UK jobs markets suffers a fainting fit…will the patient get worse?

We now know that since the start of the year the number of payrolled employees in the UK has fallen by around 100,000 – adding to the emerging narrative that when it comes to employment, things are going in the wrong direction.
Fewer people employed, fewer vacancies and fewer jobs likely to be created. The ONS data dump came hot on the heels of the latest industry warning on the weakened state of the jobs market, with the CIPD revealing on Monday that confidence among UK employers has fallen to a low only previously seen during the Covid pandemic. More than a quarter of private sector respondents to their survey said they were planning to make redundancies.
Unlike other countries with weaker employment protections, the UK doesn’t often witness mass layoffs. Instead, we tend to see a gradual but pernicious decline in employment combined with a cooling of plans to create new positions. As Sarah Coles of Hargreaves Lansdown puts it, “If we were in a period drama, this would be the scene in which the labour market developed a persistent cough and started to faint into furniture. It’s not that the market is looking in horribly bad shape, there are just some telltale signs that the future may not be desperately healthy.”

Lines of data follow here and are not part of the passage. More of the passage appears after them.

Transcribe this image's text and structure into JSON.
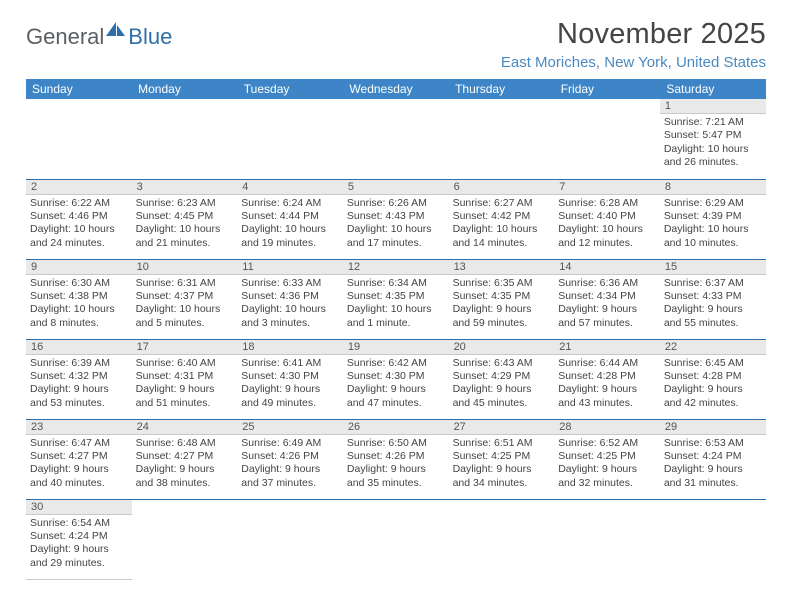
{
  "brand": {
    "part1": "General",
    "part2": "Blue"
  },
  "title": "November 2025",
  "location": "East Moriches, New York, United States",
  "weekdays": [
    "Sunday",
    "Monday",
    "Tuesday",
    "Wednesday",
    "Thursday",
    "Friday",
    "Saturday"
  ],
  "colors": {
    "header_bar": "#3d85c6",
    "row_divider": "#2f6fa8",
    "location_text": "#4a8ac2",
    "daynum_bg": "#e9e9e9",
    "logo_sail": "#2f6fa8"
  },
  "weeks": [
    [
      {
        "n": "",
        "sunrise": "",
        "sunset": "",
        "daylight1": "",
        "daylight2": ""
      },
      {
        "n": "",
        "sunrise": "",
        "sunset": "",
        "daylight1": "",
        "daylight2": ""
      },
      {
        "n": "",
        "sunrise": "",
        "sunset": "",
        "daylight1": "",
        "daylight2": ""
      },
      {
        "n": "",
        "sunrise": "",
        "sunset": "",
        "daylight1": "",
        "daylight2": ""
      },
      {
        "n": "",
        "sunrise": "",
        "sunset": "",
        "daylight1": "",
        "daylight2": ""
      },
      {
        "n": "",
        "sunrise": "",
        "sunset": "",
        "daylight1": "",
        "daylight2": ""
      },
      {
        "n": "1",
        "sunrise": "Sunrise: 7:21 AM",
        "sunset": "Sunset: 5:47 PM",
        "daylight1": "Daylight: 10 hours",
        "daylight2": "and 26 minutes."
      }
    ],
    [
      {
        "n": "2",
        "sunrise": "Sunrise: 6:22 AM",
        "sunset": "Sunset: 4:46 PM",
        "daylight1": "Daylight: 10 hours",
        "daylight2": "and 24 minutes."
      },
      {
        "n": "3",
        "sunrise": "Sunrise: 6:23 AM",
        "sunset": "Sunset: 4:45 PM",
        "daylight1": "Daylight: 10 hours",
        "daylight2": "and 21 minutes."
      },
      {
        "n": "4",
        "sunrise": "Sunrise: 6:24 AM",
        "sunset": "Sunset: 4:44 PM",
        "daylight1": "Daylight: 10 hours",
        "daylight2": "and 19 minutes."
      },
      {
        "n": "5",
        "sunrise": "Sunrise: 6:26 AM",
        "sunset": "Sunset: 4:43 PM",
        "daylight1": "Daylight: 10 hours",
        "daylight2": "and 17 minutes."
      },
      {
        "n": "6",
        "sunrise": "Sunrise: 6:27 AM",
        "sunset": "Sunset: 4:42 PM",
        "daylight1": "Daylight: 10 hours",
        "daylight2": "and 14 minutes."
      },
      {
        "n": "7",
        "sunrise": "Sunrise: 6:28 AM",
        "sunset": "Sunset: 4:40 PM",
        "daylight1": "Daylight: 10 hours",
        "daylight2": "and 12 minutes."
      },
      {
        "n": "8",
        "sunrise": "Sunrise: 6:29 AM",
        "sunset": "Sunset: 4:39 PM",
        "daylight1": "Daylight: 10 hours",
        "daylight2": "and 10 minutes."
      }
    ],
    [
      {
        "n": "9",
        "sunrise": "Sunrise: 6:30 AM",
        "sunset": "Sunset: 4:38 PM",
        "daylight1": "Daylight: 10 hours",
        "daylight2": "and 8 minutes."
      },
      {
        "n": "10",
        "sunrise": "Sunrise: 6:31 AM",
        "sunset": "Sunset: 4:37 PM",
        "daylight1": "Daylight: 10 hours",
        "daylight2": "and 5 minutes."
      },
      {
        "n": "11",
        "sunrise": "Sunrise: 6:33 AM",
        "sunset": "Sunset: 4:36 PM",
        "daylight1": "Daylight: 10 hours",
        "daylight2": "and 3 minutes."
      },
      {
        "n": "12",
        "sunrise": "Sunrise: 6:34 AM",
        "sunset": "Sunset: 4:35 PM",
        "daylight1": "Daylight: 10 hours",
        "daylight2": "and 1 minute."
      },
      {
        "n": "13",
        "sunrise": "Sunrise: 6:35 AM",
        "sunset": "Sunset: 4:35 PM",
        "daylight1": "Daylight: 9 hours",
        "daylight2": "and 59 minutes."
      },
      {
        "n": "14",
        "sunrise": "Sunrise: 6:36 AM",
        "sunset": "Sunset: 4:34 PM",
        "daylight1": "Daylight: 9 hours",
        "daylight2": "and 57 minutes."
      },
      {
        "n": "15",
        "sunrise": "Sunrise: 6:37 AM",
        "sunset": "Sunset: 4:33 PM",
        "daylight1": "Daylight: 9 hours",
        "daylight2": "and 55 minutes."
      }
    ],
    [
      {
        "n": "16",
        "sunrise": "Sunrise: 6:39 AM",
        "sunset": "Sunset: 4:32 PM",
        "daylight1": "Daylight: 9 hours",
        "daylight2": "and 53 minutes."
      },
      {
        "n": "17",
        "sunrise": "Sunrise: 6:40 AM",
        "sunset": "Sunset: 4:31 PM",
        "daylight1": "Daylight: 9 hours",
        "daylight2": "and 51 minutes."
      },
      {
        "n": "18",
        "sunrise": "Sunrise: 6:41 AM",
        "sunset": "Sunset: 4:30 PM",
        "daylight1": "Daylight: 9 hours",
        "daylight2": "and 49 minutes."
      },
      {
        "n": "19",
        "sunrise": "Sunrise: 6:42 AM",
        "sunset": "Sunset: 4:30 PM",
        "daylight1": "Daylight: 9 hours",
        "daylight2": "and 47 minutes."
      },
      {
        "n": "20",
        "sunrise": "Sunrise: 6:43 AM",
        "sunset": "Sunset: 4:29 PM",
        "daylight1": "Daylight: 9 hours",
        "daylight2": "and 45 minutes."
      },
      {
        "n": "21",
        "sunrise": "Sunrise: 6:44 AM",
        "sunset": "Sunset: 4:28 PM",
        "daylight1": "Daylight: 9 hours",
        "daylight2": "and 43 minutes."
      },
      {
        "n": "22",
        "sunrise": "Sunrise: 6:45 AM",
        "sunset": "Sunset: 4:28 PM",
        "daylight1": "Daylight: 9 hours",
        "daylight2": "and 42 minutes."
      }
    ],
    [
      {
        "n": "23",
        "sunrise": "Sunrise: 6:47 AM",
        "sunset": "Sunset: 4:27 PM",
        "daylight1": "Daylight: 9 hours",
        "daylight2": "and 40 minutes."
      },
      {
        "n": "24",
        "sunrise": "Sunrise: 6:48 AM",
        "sunset": "Sunset: 4:27 PM",
        "daylight1": "Daylight: 9 hours",
        "daylight2": "and 38 minutes."
      },
      {
        "n": "25",
        "sunrise": "Sunrise: 6:49 AM",
        "sunset": "Sunset: 4:26 PM",
        "daylight1": "Daylight: 9 hours",
        "daylight2": "and 37 minutes."
      },
      {
        "n": "26",
        "sunrise": "Sunrise: 6:50 AM",
        "sunset": "Sunset: 4:26 PM",
        "daylight1": "Daylight: 9 hours",
        "daylight2": "and 35 minutes."
      },
      {
        "n": "27",
        "sunrise": "Sunrise: 6:51 AM",
        "sunset": "Sunset: 4:25 PM",
        "daylight1": "Daylight: 9 hours",
        "daylight2": "and 34 minutes."
      },
      {
        "n": "28",
        "sunrise": "Sunrise: 6:52 AM",
        "sunset": "Sunset: 4:25 PM",
        "daylight1": "Daylight: 9 hours",
        "daylight2": "and 32 minutes."
      },
      {
        "n": "29",
        "sunrise": "Sunrise: 6:53 AM",
        "sunset": "Sunset: 4:24 PM",
        "daylight1": "Daylight: 9 hours",
        "daylight2": "and 31 minutes."
      }
    ],
    [
      {
        "n": "30",
        "sunrise": "Sunrise: 6:54 AM",
        "sunset": "Sunset: 4:24 PM",
        "daylight1": "Daylight: 9 hours",
        "daylight2": "and 29 minutes."
      },
      {
        "n": "",
        "sunrise": "",
        "sunset": "",
        "daylight1": "",
        "daylight2": ""
      },
      {
        "n": "",
        "sunrise": "",
        "sunset": "",
        "daylight1": "",
        "daylight2": ""
      },
      {
        "n": "",
        "sunrise": "",
        "sunset": "",
        "daylight1": "",
        "daylight2": ""
      },
      {
        "n": "",
        "sunrise": "",
        "sunset": "",
        "daylight1": "",
        "daylight2": ""
      },
      {
        "n": "",
        "sunrise": "",
        "sunset": "",
        "daylight1": "",
        "daylight2": ""
      },
      {
        "n": "",
        "sunrise": "",
        "sunset": "",
        "daylight1": "",
        "daylight2": ""
      }
    ]
  ]
}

The risk is that this fainting fit – taking place against a backdrop of low economic growth and expectations of a punishing Budget in the Autumn – turns into something worse. As things stand, the diagnosis is pretty obvious; the government has made it more expensive to employ people through hikes to national insurance and the minimum wage, and is about to make it much more complicated and burdensome via the damaging Employment Rights Bill.
It’s hard to see the UK labour market spring back to full health in the months ahead.
An earlier version of this article referred to the Labour Force Survey, when in fact ONS data is drawn from HMRC’s PAYE Real Time Information system. The article was amended on 15 May to rectify this error.